FYI fast food nation: Every time you go to a drive through, you burn about 18 cents worth of gas idling your car. To use Burger King as an example, about 70% of their restaurant revenue comes from drive-thru business, according to the Associated Press. With $2B of annual revenue, and an average order size of $5, that means about 280 million cars a year idling while waiting to have it their way. And according to QSR (Quick Service Restaurant) Magazine, the average drive-thru wait once the order’s taken is about three minutes.
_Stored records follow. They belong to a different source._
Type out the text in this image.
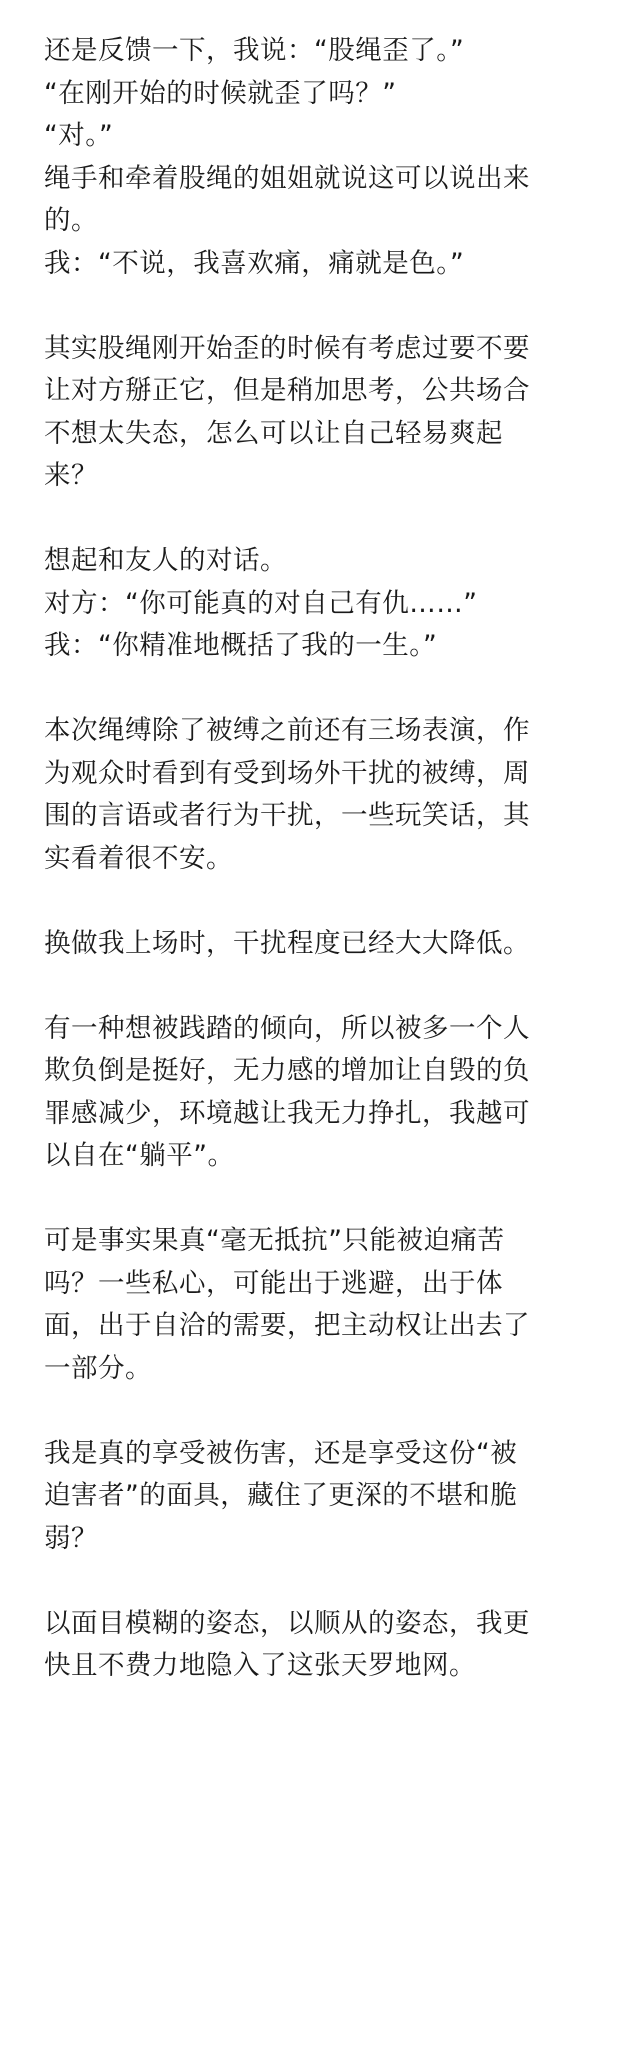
还是反馈一下，我说：“股绳歪了。”
“在刚开始的时候就歪了吗？”
“对。”
绳手和牵着股绳的姐姐就说这可以说出来
的。
我：“不说，我喜欢痛，痛就是色。”
其实股绳刚开始歪的时候有考虑过要不要
让对方掰正它，但是稍加思考，公共场合
不想太失态，怎么可以让自己轻易爽起
来？
想起和友人的对话。
对方：“你可能真的对自己有仇……”
我：“你精准地概括了我的一生。”
本次绳缚除了被缚之前还有三场表演，作
为观众时看到有受到场外干扰的被缚，周
围的言语或者行为干扰，一些玩笑话，其
实看着很不安。
换做我上场时，干扰程度已经大大降低。
有一种想被践踏的倾向，所以被多一个人
欺负倒是挺好，无力感的增加让自毁的负
罪感减少，环境越让我无力挣扎，我越可
以自在“躺平”。
可是事实果真“毫无抵抗”只能被迫痛苦
吗？一些私心，可能出于逃避，出于体
面，出于自洽的需要，把主动权让出去了
一部分。
我是真的享受被伤害，还是享受这份“被
迫害者”的面具，藏住了更深的不堪和脆
弱？
以面目模糊的姿态，以顺从的姿态，我更
快且不费力地隐入了这张天罗地网。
Tack on another minute or two waiting to place the order, and thats about a billion car-minutes spent idling per year at the Home of the Whopper alone. At $3/gallon, assuming an idling car burns about .75 gallons an hour, thats 18 cents per drive-thru in burned gas - or 16M gallons annually for all Burger King drive-thru customers. If BK is that much, you’re probably looking at a couple hundred million gallons wasted idling total when you add up all the restaurant drive-thrus - $600M a year, not to mention the environmental cost.

Tags: consumer · cars

1 response so far ↓

  • 1 James // Jun 10, 2008 at 4:34 pm

    Great point!

    People are consumed with drive-thru’s. I’ve gotten to a restaurant seeing the parking lot empty and the drive thru line full — I went inside, got my food, ate some of it, and left while the car that entered the parking lot at the same time I did was *still* 2 cars back from getting their food!

    Occationally, drive-thru’s can be worth it: if you are the only one there, and you pull up to a double-window McD’s, that is a very minor gas cost compared to parking, restarting your engine, and backing out. Looking at some of those lines though, you have to wonder if these are the same people who complain about high gas prices!